We’re now 13 days into the Russia-Ukraine conflict, and neither side shows signs of abating. Following this lead, neither do commodity charts. Two charts encapsulate the unprecedented of this conflict and will be contributing to the stagflation environment we are heading toward or already in. Let’s dive in.
The first chart is the front month diesel crack spread. What is that? It’s the front-trading contract of diesel fuel multiplied by 42 gallons minus the price of crude oil per barrel. As you can see, just a short while ago we broke in the New Year of 2022, and it was trading just above $20/barrel. Today it is trading over $57/barrel. What this means is that if crude oil were to stay at the same level, diesel fuel is trading 88 cents higher on a relative basis than 3 months ago. Why is this happening? Yesterday, European natural gas prices hit the equivalent of $600/barrel as Russia threatens to shut off natural gas shipments to Europe. This compares to Brent crude oil which currently trades at $129/barrel. As a result, diesel fuel is in extremely high demand as a replacement fuel for natural gas at combined-cycle natural gas powerplants. This is good news for refineries because the higher the diesel crack spread is, the more money they make when cracking crude into diesel fuel.
Refineries last week in the United States were operating at 87.7% capacity to take advantage of these higher crack spreads. Over the next few months, European demand for diesel fuel is going to compete with the United States. This could keep our crack spreads propped up for longer and keep a floor on diesel prices. Diesel prices since the beginning of 2022 have risen from $2.30/gallon to $4.32/gallon at writing, an 87% increase.
The second chart is the wheat futures contract. Why am I talking about wheat? Ukraine and Russia are responsible for about 28% of the world’s wheat exports. With Ukraine’s territory engaged in a war and Russian financial assets prevented from doing much international business, wheat prices have soared from over $700/bushel to $1300/bushel since the beginning of the year. This 85% rally in wheat prices is bound to increase food prices that the consumer will ultimately have to pay.

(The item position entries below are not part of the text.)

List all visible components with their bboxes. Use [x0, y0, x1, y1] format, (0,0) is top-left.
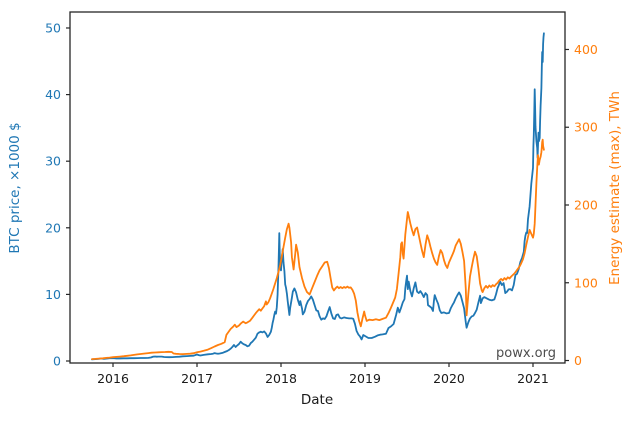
y-left-tick-label: 0: [53, 354, 61, 369]
x-axis-title: Date: [301, 392, 333, 408]
plot-frame: [69, 11, 566, 364]
y-right-tick-label: 200: [574, 197, 598, 212]
y-left-tick-label: 10: [45, 287, 61, 302]
y-right-tick-label: 100: [574, 275, 598, 290]
ticks-layer: 2016 2017 2018 2019 2020 2021 0 10 20 30 40 50 0 100 2…: [45, 20, 598, 386]
watermark-text: powx.org: [496, 346, 556, 361]
y-right-axis-title: Energy estimate (max), TWh: [607, 91, 623, 285]
y-right-tick-label: 400: [574, 42, 598, 57]
y-left-tick-label: 40: [45, 87, 61, 102]
y-right-tick-label: 300: [574, 120, 598, 135]
y-right-tick-label: 0: [574, 353, 582, 368]
y-left-tick-label: 20: [45, 220, 61, 235]
x-tick-label: 2017: [181, 371, 213, 386]
x-tick-label: 2018: [265, 371, 297, 386]
energy-estimate-line: [91, 138, 545, 361]
btc-price-line: [91, 32, 545, 361]
y-left-tick-label: 50: [45, 20, 61, 35]
x-tick-label: 2020: [433, 371, 465, 386]
y-left-axis-title: BTC price, ×1000 $: [7, 122, 23, 253]
x-tick-label: 2021: [517, 371, 549, 386]
x-tick-label: 2019: [349, 371, 381, 386]
x-tick-label: 2016: [97, 371, 129, 386]
series-layer: [91, 32, 545, 361]
y-left-tick-label: 30: [45, 154, 61, 169]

With the 85%+ rally in diesel and wheat prices since the start of the year, we’re entering a period of stagflation. This means that growth is slowing in inflation is growing. Global growth and demand will slow down because input costs are rising which also drives inflation up. Unfortunately, unless we get a hasty ceasefire and both Ukraine (and NATO) and Russia come to the negotiating table, the long-term effects are going to be devastating for food and energy inflation.